Over the years I've seen just about everything you can imagine on the speaking circuit. Here are some of the biggest faux pas I've seen and why you should avoid them.

Failing to Realize You've Been Elevated to Celebrity Status - Even if it's Just for That Day.

People gave up their time and money to hear what you have to say, and maybe even get to speak with you for a precious minute. Any interaction they have with you will stick in their memory for the long-term. If you walk in the door with an "I'm the star" attitude, it will immediately translate in their heads as "jerk". You're already the star, you don't need to put on airs. If I have time before a session, I walk through the crowd and introduce myself to the attendees. I ask them what they hope to learn in my session. Not only does it help me deliver exactly what they need, but it earns me lifetime fans. Two big name who have done this - Guy Kawasaki and Sheryl Sandberg. And look - I'm still talking about how awesome they are for it!

Dressing Only for Your Stage Time

I once saw a keynote speaker bouncing around a conference in sweats and a ponytail. She did a quick change into a polished professional look for her stage appearance, and then back into the sweats afterward. It gave the impression that she was putting on a show and that what she said on stage was as much a part of the act as was her polished appearance. The lesson: Your public persona should be genuine and something you can sustain all day long. Don't give conflicting messages to your followers.

Dismissing the "Little People"

You may be busy and rushed after your presentation, but make an effort to greet everyone who speaks to you with a smile and a friendly hello. One moment of rudeness will be remembered and talked about for years. If someone is taking too much of your time while others are waiting, hand them your card and ask them to follow up by email.

Being Unprepared for the Inevitable #technologyfail

An audience who spends 10 minutes watching you struggle with technology is an audience that is disengaged before you start. A good presenter doesn't let those piddley technology snafus stop them. Always bring a printed copy of your presentation so you can talk from the notes if the presentation can't be displayed. Be prepared to walk closer to the audience so they can hear you speak. And realize that they're here to hear you - not for your PowerPoint.

Running Long on Time

Speakers run over. Some of them do this chronically. In most cases, it's disrespectful of the audience, the organizers, and the other speakers. If the speaker before you runs long, recognize immediately that you won't be able to get through every single slide in your presentation. Chose the most impactful points and stick to them. End on time, or as close as you can to on time. The audience and the organizers will remember and think highly of you for it.

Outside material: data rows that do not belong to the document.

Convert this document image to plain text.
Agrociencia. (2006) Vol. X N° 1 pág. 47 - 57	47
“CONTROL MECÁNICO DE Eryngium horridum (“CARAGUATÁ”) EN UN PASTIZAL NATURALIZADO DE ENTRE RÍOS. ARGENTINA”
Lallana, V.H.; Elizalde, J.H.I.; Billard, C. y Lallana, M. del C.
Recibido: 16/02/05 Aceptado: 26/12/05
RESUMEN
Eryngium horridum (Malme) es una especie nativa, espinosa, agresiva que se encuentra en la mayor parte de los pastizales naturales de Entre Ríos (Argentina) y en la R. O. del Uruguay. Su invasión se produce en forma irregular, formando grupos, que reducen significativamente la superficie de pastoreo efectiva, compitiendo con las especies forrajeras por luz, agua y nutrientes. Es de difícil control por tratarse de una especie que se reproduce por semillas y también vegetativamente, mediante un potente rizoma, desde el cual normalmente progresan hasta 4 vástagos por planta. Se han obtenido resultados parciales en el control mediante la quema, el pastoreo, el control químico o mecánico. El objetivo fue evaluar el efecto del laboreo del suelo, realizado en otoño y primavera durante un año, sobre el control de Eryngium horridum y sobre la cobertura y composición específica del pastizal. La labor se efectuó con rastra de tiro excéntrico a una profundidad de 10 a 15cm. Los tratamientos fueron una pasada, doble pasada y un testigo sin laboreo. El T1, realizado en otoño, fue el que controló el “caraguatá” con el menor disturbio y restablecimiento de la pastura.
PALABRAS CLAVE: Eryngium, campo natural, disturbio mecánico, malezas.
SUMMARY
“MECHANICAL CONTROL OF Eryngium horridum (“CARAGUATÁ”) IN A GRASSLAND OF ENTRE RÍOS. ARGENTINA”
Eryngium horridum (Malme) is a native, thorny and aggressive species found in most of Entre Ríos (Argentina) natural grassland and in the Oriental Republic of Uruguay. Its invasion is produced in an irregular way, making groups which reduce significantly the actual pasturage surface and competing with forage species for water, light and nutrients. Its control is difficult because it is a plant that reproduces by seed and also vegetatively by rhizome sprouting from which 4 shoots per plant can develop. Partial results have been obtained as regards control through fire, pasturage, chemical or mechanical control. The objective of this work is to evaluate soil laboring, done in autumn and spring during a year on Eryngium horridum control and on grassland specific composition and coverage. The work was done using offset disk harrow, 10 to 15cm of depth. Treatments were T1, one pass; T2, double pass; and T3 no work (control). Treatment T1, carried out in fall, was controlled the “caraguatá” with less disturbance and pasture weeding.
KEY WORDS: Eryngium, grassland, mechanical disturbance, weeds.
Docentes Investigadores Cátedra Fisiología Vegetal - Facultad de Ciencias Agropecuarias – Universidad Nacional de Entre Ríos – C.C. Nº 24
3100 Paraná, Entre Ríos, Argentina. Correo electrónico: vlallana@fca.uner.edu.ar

Not Providing Follow Up Information

The best way to turn audience members into fans or customers is to give them incentive to connect with you after the presentation. Post your notes on your website or SlideShare. You can even offer a giveaway to collect email addresses. Then follow up.

Holding Complete Social Media Silence on the Event

Especially when you're just beginning your speaking career, your ability to fill seats is one of your biggest assets. It's where you can outshine other beginning level speakers to win gigs. When you hold complete social media silence around an even you're speaking at, it decreases your value to the organizers.

Keep these common speaking faux pas in mind when you accept your next speaking gig. Do it right and you're on your way to being the next big sought-after keynote speaking star.